P123b (LER-1117-643474) Effects of aqueous exposure to Aroclor 1254 on smolt development and immune function in Atlantic salmon, Salmo salar.
Start time: 8:00 AM
Lerner, D1, 2, Iwanowicz, L1, 3, Blazer, V3, McCormick, S2, 1 University of Massachsuetts, Amherst, MA, USA2 USGS, Leetown Science Center, Conte Anadromous Fish Research Center, Turners Falls, MA, USA3 USGS, Leetown Science Center, National Fish Health Research Laboratory, Kearneysville, WV, USA
PCBs exist as persistent organic pollutants in numerous river systems in the United States and are implicated as endocrine disruptors and immunomodulators. Here we investigate the effects of aqueous PCB exposure (1 or 10 ppb Aroclor 1254) on plasma hormone concentrations, changes in osmoregulatory capacity, and behavior associated with smolt development and the mitogen-stimulated lymphoproliferative response of anterior kidney leukocytes in Atlantic salmon. Fish were exposed as smolts for 21 days and examined immediately after exposure, or exposed as post-hatch larvae for 21 days and examined 15 months after exposure.
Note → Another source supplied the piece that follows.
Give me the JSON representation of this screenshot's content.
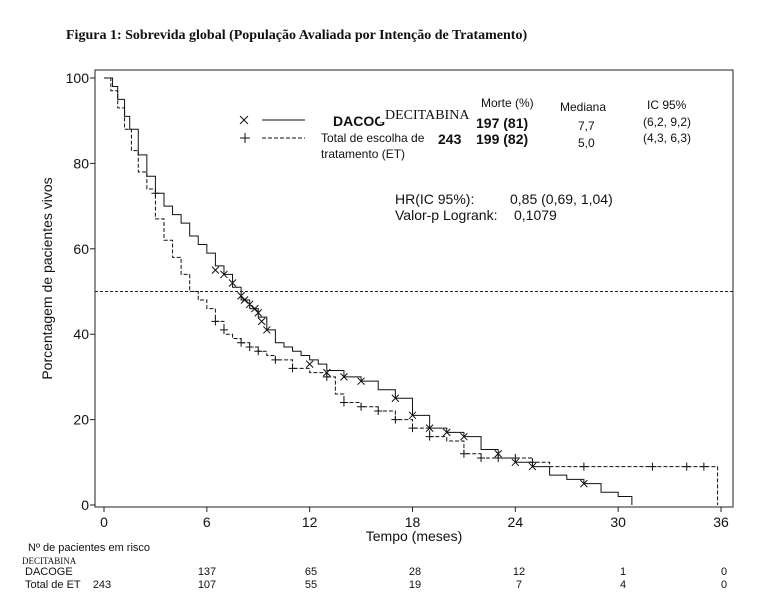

Plasma concentrations of cortisol, growth hormone, insulin-like growth factor I, and thyroid hormones were not significantly impacted, however exposure to 10 ppb Aroclor during smolting reduced gill Na, K-ATPase activity, plasma chloride concentration, and seawater preference. The proliferative response to the T cell mitogens CON A and PHA-P was significantly increased in smolts exposed to 10 ppb, and the PHA-P response was significantly increased in the 1 ppb group. In fish treated as larvae and tested 15 months later, the PHA-P sensitive populations exhibited elevated proliferation in the 1 and 10 ppb groups while the PWM response was significantly increased only in the 10 ppb group. These results suggest that the effects of Aroclor 1254 on immune function are disassociated from endocrine factors critical to smolting.